You’ll probably get a variety of answers, ranging
from habit, through to loyalty rewards. What you’re
very unlikely to hear is that “I use this one because
it works better than the others.”
It’s a fact that since 1950, when New York businessman
Frank McNamara used the first ever payment card, the customer
experience, from purchase transaction right through to statement
settlement, has stayed much the same. For sure, there have
been changes at the margin: PIN rather than signature authorisation,
(though not all customers would see this as an improvement),
electronic presentment and settlement of statements – but,
despite the huge and costly efforts they represent, for the
cardholder these changes are little more than fine-tuning.

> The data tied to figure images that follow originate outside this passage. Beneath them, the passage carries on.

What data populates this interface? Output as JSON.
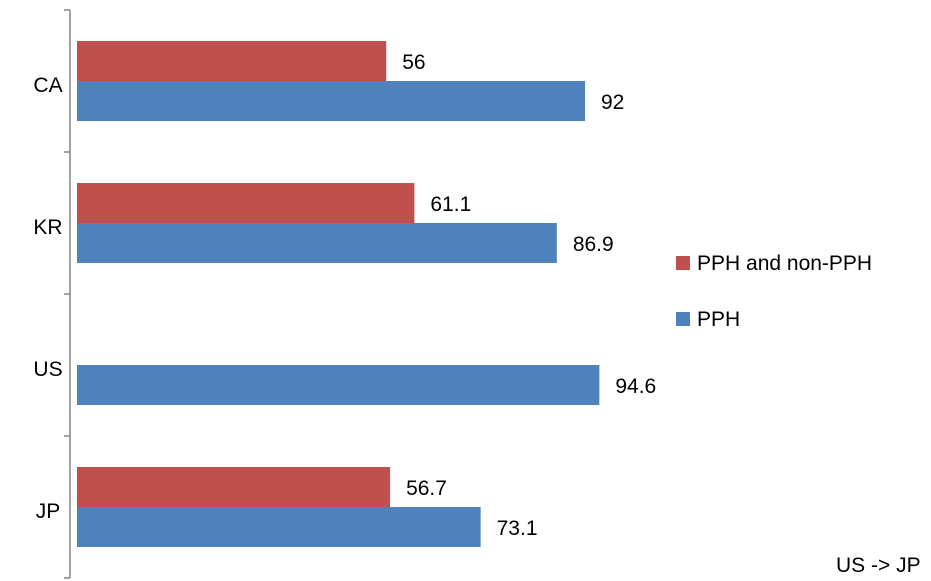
{
  "chart_data": {
    "type": "bar",
    "orientation": "horizontal",
    "categories": [
      "CA",
      "KR",
      "US",
      "JP"
    ],
    "series": [
      {
        "name": "PPH and non-PPH",
        "color": "#C0504D",
        "values": [
          56,
          61.1,
          null,
          56.7
        ]
      },
      {
        "name": "PPH",
        "color": "#4F81BD",
        "values": [
          92,
          86.9,
          94.6,
          73.1
        ]
      }
    ],
    "data_labels": true,
    "legend_position": "right",
    "xlim": [
      0,
      100
    ],
    "grid": false,
    "annotation": "US -> JP"
  }
}
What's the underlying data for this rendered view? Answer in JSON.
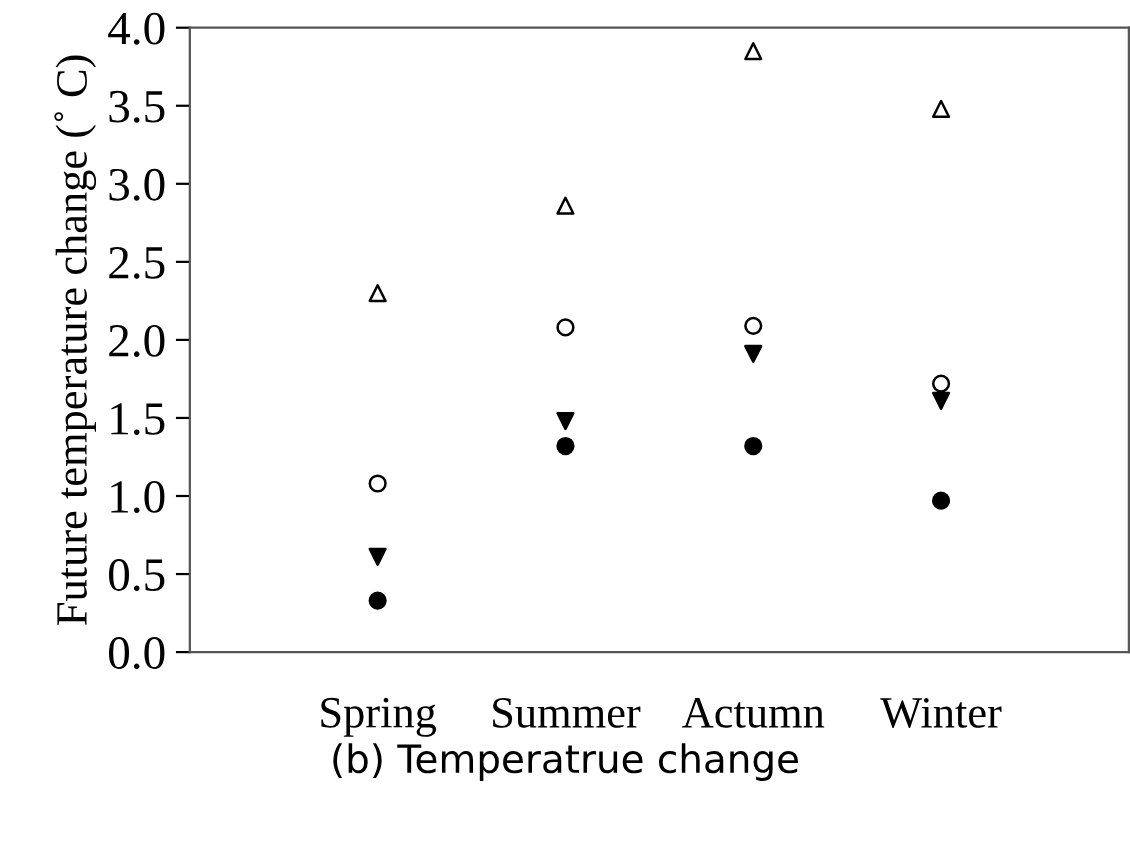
{
  "chart_data": {
    "type": "scatter",
    "ylabel": "Future temperature change (˚ C)",
    "categories": [
      "Spring",
      "Summer",
      "Actumn",
      "Winter"
    ],
    "series": [
      {
        "color": "#ffffff",
        "marker": "triangle",
        "values": [
          2.3,
          2.86,
          3.85,
          3.48
        ]
      },
      {
        "color": "#ffffff",
        "marker": "circle",
        "values": [
          1.08,
          2.08,
          2.09,
          1.72
        ]
      },
      {
        "color": "#000000",
        "marker": "triangle_down",
        "values": [
          0.61,
          1.48,
          1.91,
          1.61
        ]
      },
      {
        "color": "#000000",
        "marker": "circle",
        "values": [
          0.33,
          1.32,
          1.32,
          0.97
        ]
      }
    ],
    "ylim": [
      0,
      4
    ],
    "yticks": [
      {
        "value": 0,
        "label": "0.0"
      },
      {
        "value": 0.5,
        "label": "0.5"
      },
      {
        "value": 1,
        "label": "1.0"
      },
      {
        "value": 1.5,
        "label": "1.5"
      },
      {
        "value": 2,
        "label": "2.0"
      },
      {
        "value": 2.5,
        "label": "2.5"
      },
      {
        "value": 3,
        "label": "3.0"
      },
      {
        "value": 3.5,
        "label": "3.5"
      },
      {
        "value": 4,
        "label": "4.0"
      }
    ],
    "grid": false,
    "legend": false,
    "annotations": [
      "(b) Temperatrue change"
    ]
  }
}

The result? Customers see no difference at all between one
card and another.
And when one product is indistinguishable from its competitor,
marketers have only one weapon to use: price.
Enter
Dragon Number One. In markets around the world, regulators
are taking aim at the payment card industry, shrinking
its revenues, sniping at its fees. (And if they haven’t
started in your market yet, you can be certain that they’re
thinking about it). Against this background, price competition
is the last route you want to take.
Enter
Dragon Number Two. Alternative payment media: Google, PayPal,
contactless technology, mobile phone operators – they’re
all considering how they can muscle in on the card operators’ territory.
And why not, when cards all do much the same job?

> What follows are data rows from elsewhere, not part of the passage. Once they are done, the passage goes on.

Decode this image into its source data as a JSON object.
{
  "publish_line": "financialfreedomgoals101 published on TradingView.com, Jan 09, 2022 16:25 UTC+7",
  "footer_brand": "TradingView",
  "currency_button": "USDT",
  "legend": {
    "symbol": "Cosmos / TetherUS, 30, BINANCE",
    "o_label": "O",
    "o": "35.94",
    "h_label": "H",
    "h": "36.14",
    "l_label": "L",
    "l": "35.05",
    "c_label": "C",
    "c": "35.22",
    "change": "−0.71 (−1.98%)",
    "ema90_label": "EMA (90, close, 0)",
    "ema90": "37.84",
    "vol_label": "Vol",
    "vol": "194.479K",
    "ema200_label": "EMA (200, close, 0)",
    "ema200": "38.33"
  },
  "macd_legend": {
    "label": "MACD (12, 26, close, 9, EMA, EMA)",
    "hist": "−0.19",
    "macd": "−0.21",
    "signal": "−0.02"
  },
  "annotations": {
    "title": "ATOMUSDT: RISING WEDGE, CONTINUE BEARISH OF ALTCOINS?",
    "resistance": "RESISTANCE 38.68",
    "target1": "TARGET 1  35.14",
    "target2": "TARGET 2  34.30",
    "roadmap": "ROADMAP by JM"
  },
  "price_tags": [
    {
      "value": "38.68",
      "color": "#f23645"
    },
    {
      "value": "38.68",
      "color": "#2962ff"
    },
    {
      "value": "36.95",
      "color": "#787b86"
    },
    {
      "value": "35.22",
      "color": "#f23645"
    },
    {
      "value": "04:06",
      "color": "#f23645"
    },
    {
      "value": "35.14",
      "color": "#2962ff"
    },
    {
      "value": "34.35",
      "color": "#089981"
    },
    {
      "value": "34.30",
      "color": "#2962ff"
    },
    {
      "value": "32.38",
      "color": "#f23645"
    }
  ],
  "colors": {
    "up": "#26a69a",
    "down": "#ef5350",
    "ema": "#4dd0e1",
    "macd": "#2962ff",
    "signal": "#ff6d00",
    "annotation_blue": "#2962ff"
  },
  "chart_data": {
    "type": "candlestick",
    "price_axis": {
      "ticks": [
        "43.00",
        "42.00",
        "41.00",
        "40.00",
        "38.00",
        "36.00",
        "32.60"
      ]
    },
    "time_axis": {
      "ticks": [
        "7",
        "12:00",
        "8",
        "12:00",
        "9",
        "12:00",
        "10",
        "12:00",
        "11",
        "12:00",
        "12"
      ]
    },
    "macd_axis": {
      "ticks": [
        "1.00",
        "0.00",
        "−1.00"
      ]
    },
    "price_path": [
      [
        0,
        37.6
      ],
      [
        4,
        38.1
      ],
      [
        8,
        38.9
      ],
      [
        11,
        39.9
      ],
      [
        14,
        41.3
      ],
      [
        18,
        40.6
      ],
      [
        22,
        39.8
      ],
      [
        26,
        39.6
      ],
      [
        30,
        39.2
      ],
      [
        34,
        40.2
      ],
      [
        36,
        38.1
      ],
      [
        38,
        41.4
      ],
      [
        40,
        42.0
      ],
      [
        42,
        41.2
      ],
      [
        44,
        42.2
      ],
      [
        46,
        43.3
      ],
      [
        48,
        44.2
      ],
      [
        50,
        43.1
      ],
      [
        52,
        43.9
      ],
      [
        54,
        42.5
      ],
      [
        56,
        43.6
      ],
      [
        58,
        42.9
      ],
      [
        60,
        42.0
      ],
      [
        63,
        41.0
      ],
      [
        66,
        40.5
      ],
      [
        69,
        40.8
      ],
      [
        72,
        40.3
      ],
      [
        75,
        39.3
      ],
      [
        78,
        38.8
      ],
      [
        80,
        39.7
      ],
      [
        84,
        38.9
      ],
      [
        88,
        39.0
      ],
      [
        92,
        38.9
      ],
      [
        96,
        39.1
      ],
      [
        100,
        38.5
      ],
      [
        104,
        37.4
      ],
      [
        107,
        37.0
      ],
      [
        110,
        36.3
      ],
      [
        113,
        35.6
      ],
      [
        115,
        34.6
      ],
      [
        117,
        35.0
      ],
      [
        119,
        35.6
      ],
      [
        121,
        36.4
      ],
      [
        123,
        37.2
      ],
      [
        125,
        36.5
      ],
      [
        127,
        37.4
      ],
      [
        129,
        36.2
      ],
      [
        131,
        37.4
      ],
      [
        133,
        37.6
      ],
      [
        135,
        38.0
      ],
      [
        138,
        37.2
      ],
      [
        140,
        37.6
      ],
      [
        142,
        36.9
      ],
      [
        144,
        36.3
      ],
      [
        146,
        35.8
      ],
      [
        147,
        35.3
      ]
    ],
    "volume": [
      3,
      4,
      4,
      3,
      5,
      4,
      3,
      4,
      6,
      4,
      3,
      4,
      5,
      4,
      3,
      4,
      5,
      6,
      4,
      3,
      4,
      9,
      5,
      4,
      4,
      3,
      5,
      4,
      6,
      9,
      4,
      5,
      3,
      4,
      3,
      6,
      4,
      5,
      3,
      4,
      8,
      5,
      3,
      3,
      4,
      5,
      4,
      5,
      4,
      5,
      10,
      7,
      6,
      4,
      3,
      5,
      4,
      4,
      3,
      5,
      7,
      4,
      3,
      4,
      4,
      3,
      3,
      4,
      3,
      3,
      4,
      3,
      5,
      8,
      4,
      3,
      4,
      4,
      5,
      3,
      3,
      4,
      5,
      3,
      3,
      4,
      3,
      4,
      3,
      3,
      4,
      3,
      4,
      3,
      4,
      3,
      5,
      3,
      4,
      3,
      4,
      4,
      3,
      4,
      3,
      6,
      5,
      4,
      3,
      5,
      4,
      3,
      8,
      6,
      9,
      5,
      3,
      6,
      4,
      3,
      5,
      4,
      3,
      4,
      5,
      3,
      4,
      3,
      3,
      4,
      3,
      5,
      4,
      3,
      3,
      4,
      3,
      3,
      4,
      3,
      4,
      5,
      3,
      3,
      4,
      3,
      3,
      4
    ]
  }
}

Of course, commoditisation was the problem the loyalty programmes
were set up to solve. The difficulty was that, like all good
ideas, they were quickly copied. And too often, the copies
were rushed out on the Ready, Fire, Aim principle, so that
the market became crowded and customers became bored. How
else explain the recent finding in the US that 70% of award
redemptions are for gift cards?
Time was that programmes like Air Miles could point to real
consumer value in programme awards. The advent of the low
cost airlines has holed that model below the waterline: why
should your customer struggle to use your points to find
a seat on a high cost carrier, when for far less effort,
and often it seems more cheaply, he can get a ticket with
the local budget carrier?
Hence the success of gift cards: rarely great value, but
simple to understand, easy to get, and flexible to use.

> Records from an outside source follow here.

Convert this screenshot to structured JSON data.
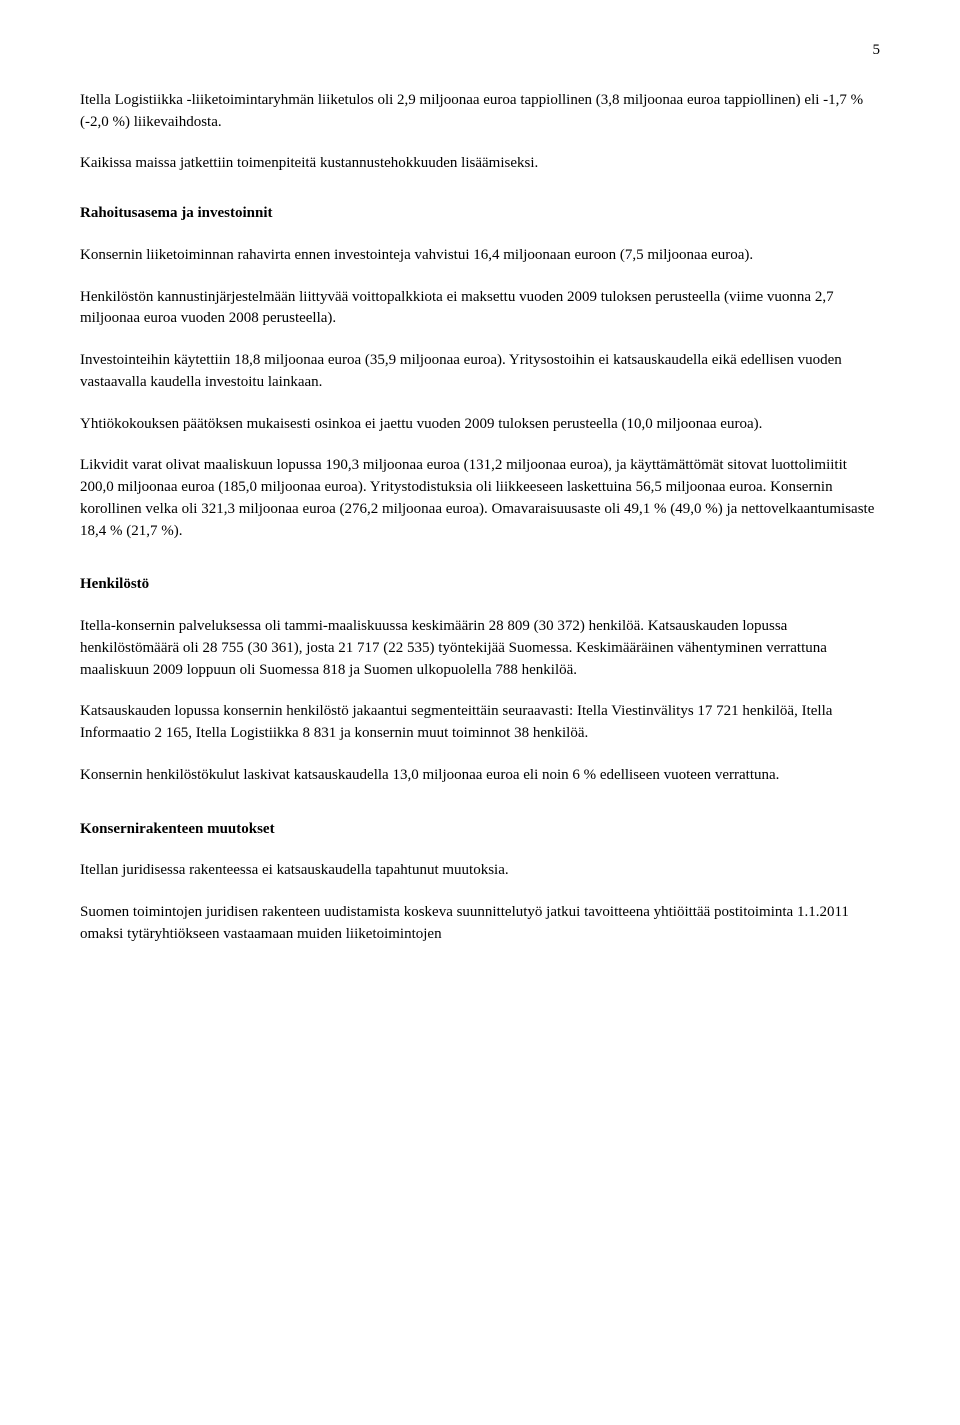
{
  "page_number": "5",
  "p1": "Itella Logistiikka -liiketoimintaryhmän liiketulos oli 2,9 miljoonaa euroa tappiollinen (3,8 miljoonaa euroa tappiollinen) eli -1,7 % (-2,0 %) liikevaihdosta.",
  "p2": "Kaikissa maissa jatkettiin toimenpiteitä kustannustehokkuuden lisäämiseksi.",
  "h1": "Rahoitusasema ja investoinnit",
  "p3": "Konsernin liiketoiminnan rahavirta ennen investointeja vahvistui 16,4 miljoonaan euroon (7,5 miljoonaa euroa).",
  "p4": "Henkilöstön kannustinjärjestelmään liittyvää voittopalkkiota ei maksettu vuoden 2009 tuloksen perusteella (viime vuonna 2,7 miljoonaa euroa vuoden 2008 perusteella).",
  "p5": "Investointeihin käytettiin 18,8 miljoonaa euroa (35,9 miljoonaa euroa). Yritysostoihin ei katsauskaudella eikä edellisen vuoden vastaavalla kaudella investoitu lainkaan.",
  "p6": "Yhtiökokouksen päätöksen mukaisesti osinkoa ei jaettu vuoden 2009 tuloksen perusteella (10,0 miljoonaa euroa).",
  "p7": "Likvidit varat olivat maaliskuun lopussa 190,3 miljoonaa euroa (131,2 miljoonaa euroa), ja käyttämättömät sitovat luottolimiitit 200,0 miljoonaa euroa (185,0 miljoonaa euroa). Yritystodistuksia oli liikkeeseen laskettuina 56,5 miljoonaa euroa. Konsernin korollinen velka oli 321,3 miljoonaa euroa (276,2 miljoonaa euroa). Omavaraisuusaste oli 49,1 % (49,0 %) ja nettovelkaantumisaste 18,4 % (21,7 %).",
  "h2": "Henkilöstö",
  "p8": "Itella-konsernin palveluksessa oli tammi-maaliskuussa keskimäärin 28 809 (30 372) henkilöä. Katsauskauden lopussa henkilöstömäärä oli 28 755 (30 361), josta 21 717 (22 535) työntekijää Suomessa. Keskimääräinen vähentyminen verrattuna maaliskuun 2009 loppuun oli Suomessa 818 ja Suomen ulkopuolella 788 henkilöä.",
  "p9": "Katsauskauden lopussa konsernin henkilöstö jakaantui segmenteittäin seuraavasti: Itella Viestinvälitys 17 721 henkilöä, Itella Informaatio 2 165, Itella Logistiikka 8 831 ja konsernin muut toiminnot 38 henkilöä.",
  "p10": "Konsernin henkilöstökulut laskivat katsauskaudella 13,0 miljoonaa euroa eli noin 6 % edelliseen vuoteen verrattuna.",
  "h3": "Konsernirakenteen muutokset",
  "p11": "Itellan juridisessa rakenteessa ei katsauskaudella tapahtunut muutoksia.",
  "p12": "Suomen toimintojen juridisen rakenteen uudistamista koskeva suunnittelutyö jatkui tavoitteena yhtiöittää postitoiminta 1.1.2011 omaksi tytäryhtiökseen vastaamaan muiden liiketoimintojen"
}
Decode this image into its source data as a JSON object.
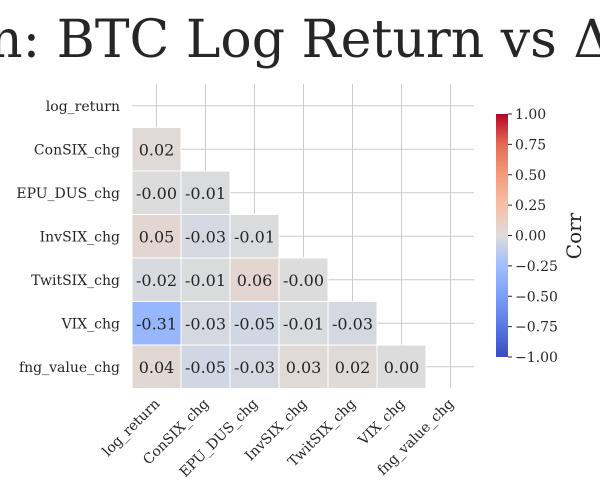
{
  "chart_data": {
    "type": "heatmap",
    "title": "n: BTC Log Return vs Δ",
    "variables": [
      "log_return",
      "ConSIX_chg",
      "EPU_DUS_chg",
      "InvSIX_chg",
      "TwitSIX_chg",
      "VIX_chg",
      "fng_value_chg"
    ],
    "matrix": [
      [
        null,
        null,
        null,
        null,
        null,
        null,
        null
      ],
      [
        "0.02",
        null,
        null,
        null,
        null,
        null,
        null
      ],
      [
        "-0.00",
        "-0.01",
        null,
        null,
        null,
        null,
        null
      ],
      [
        "0.05",
        "-0.03",
        "-0.01",
        null,
        null,
        null,
        null
      ],
      [
        "-0.02",
        "-0.01",
        "0.06",
        "-0.00",
        null,
        null,
        null
      ],
      [
        "-0.31",
        "-0.03",
        "-0.05",
        "-0.01",
        "-0.03",
        null,
        null
      ],
      [
        "0.04",
        "-0.05",
        "-0.03",
        "0.03",
        "0.02",
        "0.00",
        null
      ]
    ],
    "mask": "upper-triangle-including-diagonal",
    "colormap": "coolwarm",
    "vmin": -1.0,
    "vmax": 1.0,
    "colorbar": {
      "label": "Corr",
      "ticks": [
        "1.00",
        "0.75",
        "0.50",
        "0.25",
        "0.00",
        "−0.25",
        "−0.50",
        "−0.75",
        "−1.00"
      ],
      "tick_values": [
        1.0,
        0.75,
        0.5,
        0.25,
        0.0,
        -0.25,
        -0.5,
        -0.75,
        -1.0
      ]
    },
    "grid": true
  }
}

But surely as an industry we can do better.
Savvy
marketers are already finding new ways of marketing their
products. Sometimes it’s building new business
by canny segmentation: for example, car insurers who offer
special deals to multi-vehicle owning families. Sometimes
it’s hanging on to customers by offering truly good
service: financial services company “more than“ start
their pet medical cover claim process by saying how sorry
they are that Rover has been unwell. Others hang on to
business by making it more difficult for customers to move
to a new product: they encourage recurring payments, such
as magazine subscriptions, utility bills, or broadband payments,
to be charged to their card.
Suppose
there were a better way. Suppose there were a way of making
your card desirably different from the competition, so
much so that people would use it first – and, who
knows, might value it so much they would even pay a fee for
being able to use it?
Once, affinity cards seemed to answer the value question:
but too many issuers do the deal with the club or group,
and then forget about it. But that way, everybody loses:
the group feels short-changed, the issuer sees little growth,
and potential customers see no compelling reason to apply
for the card.
Here’s a case in point: I’m a mildly enthusiastic
owner of a well-known make of Italian car (to spare everyone’s
blushes, I won’t say which). The energetic Owners’ Club
has worked with an issuer to create an affinity card for
us. But, apart from a small kickback to the Club, there’s
absolutely nothing in it for me – and I already have
a wallet full of cards. So why should I apply for another?
Now,
if the issuer and the Owners’ Club worked together
to do a deal on insurance, or spares, or petrol, or servicing,
or savings on new models, I’d be very interested in
applying for and using the card.
So here’s
the lesson:
- Customers see little difference between one card and
another (and the same goes for many other financial services
products, incidentally)
- Customers
have many relationships outside the financial services
arena which are important to them
- Those
relationships can offer important clues on how to make
our products interesting again – interesting
because it’s worthwhile to own them, worthwhile because
they offer benefits which are real, valuable, and relevant
Let's
go back to our original question; how do we cope with the
commoditised credit card? There's a proven answer; harness
the power of relationship marketing.